Tricia nodded. “Help me move the mattress and box springs.”

“Do I look like a stevedore?” But Angelica did help Tricia pull the mattress up to stand against the wall, and they hauled up one of the twin box springs against it, too. Grace hadn't mentioned the trapdoor would be under a large area rug. They ended up moving the other box spring, dragging away the heavy headboard and side rails in order to pull up the rug. The trapdoor was exactly as Grace had described it, although much larger than Tricia had anticipated, measuring one by two feet. Tricia knelt in front of the recessed brass ring, pulled it up, and yanked open the door. The hiding space was even bigger than the door to it, and filled with an assortment of little black velvet-covered boxes.

Angelica grabbed one and popped it open. “Trish, look.”

It was empty.

It took ten minutes of searching to find that they were all empty.

Tricia's eyes grew moist. She hadn't thought the loss of Grace's treasures would affect her so much. But anguish soon turned to pique. “That stinking rat.”

Angelica sniffed. “Maybe you were right. A man who could steal from his own mother probably
is
capable of throwing a rock through a storefront window. Do you think he's already sold everything?” Angelica asked, her voice soft.

“You saw all those eBay sheets.” Tricia picked up the first of the boxes and replaced it in the hiding place. “Have you seen his expensive little car? I'm not saying an insurance agent couldn't afford it, but it seems pretty coincidental that he bought it after his mother was put in the home—and her assets started disappearing.” She glanced around at the devastation. “This had to just happen.”

“How do you know?”

“Just yesterday morning Mike offered me a tour of the upstairs. He wouldn't have if the room was in this shape.”
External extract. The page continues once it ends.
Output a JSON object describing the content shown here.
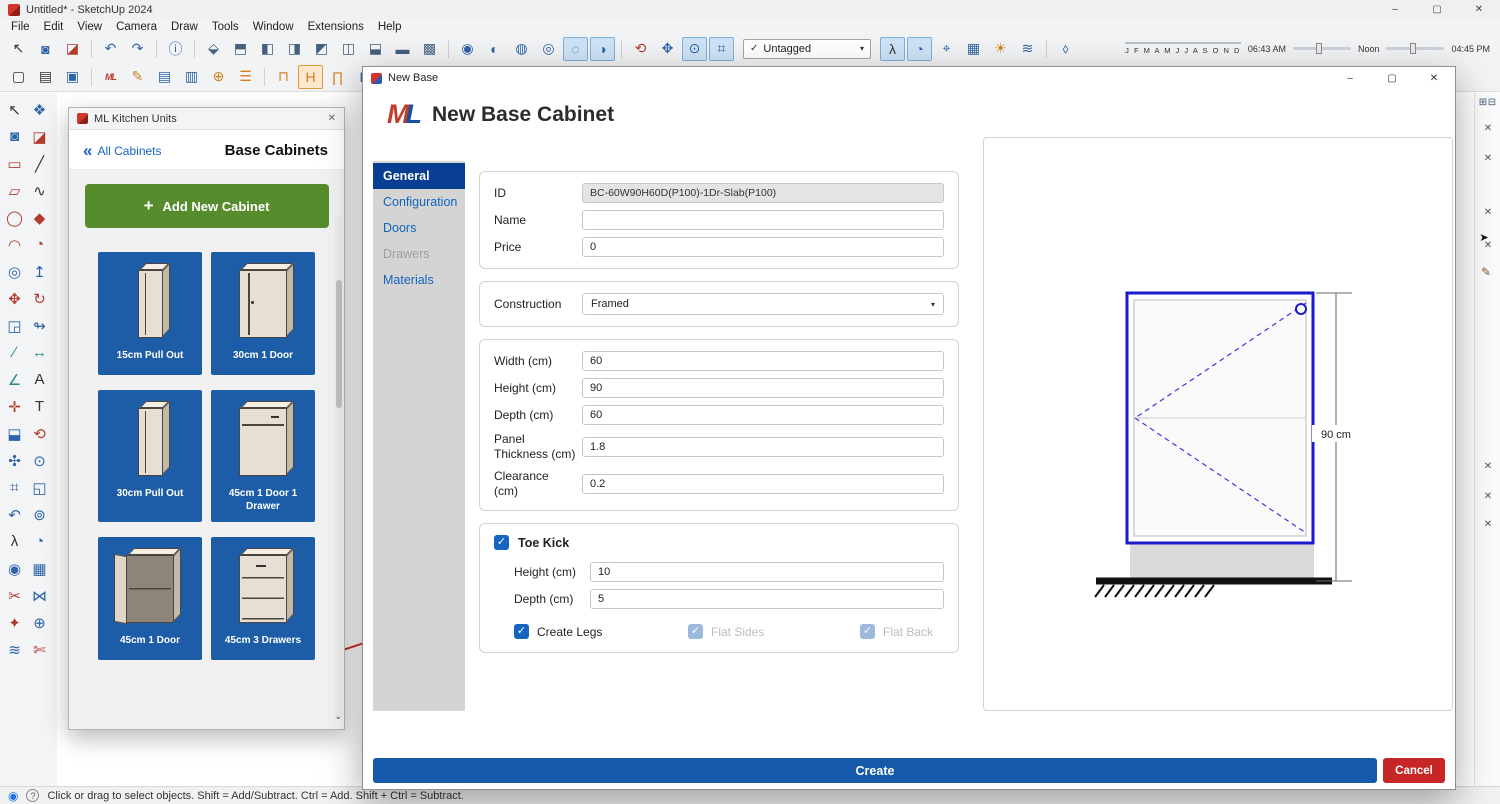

“Unless he was hoping to suddenly discover a robbery with a handy witness in tow.”

Tricia frowned. “He did seem eager for me to come up here.” Maybe Angelica was right and it wasn't her feminine wiles that had precipitated the invitation.

She shook her head. No, the slimeball had made his intentions well known.

“How did he ever find Grace's hidey hole?” Angelica wondered. “I mean, this isn't exactly the easiest place to find.”

“He's been throwing out receipts. There were lots of them in the trash. He could've found one from whoever built this hiding space.”

“It's possible,” Angelica agreed, but she sounded skeptical. She helped Tricia replace the rest of the boxes before they restored the room to the way they'd found it. Hopefully Mike wouldn't notice if the sheets, pillows, or bedspread weren't in the exact same positions.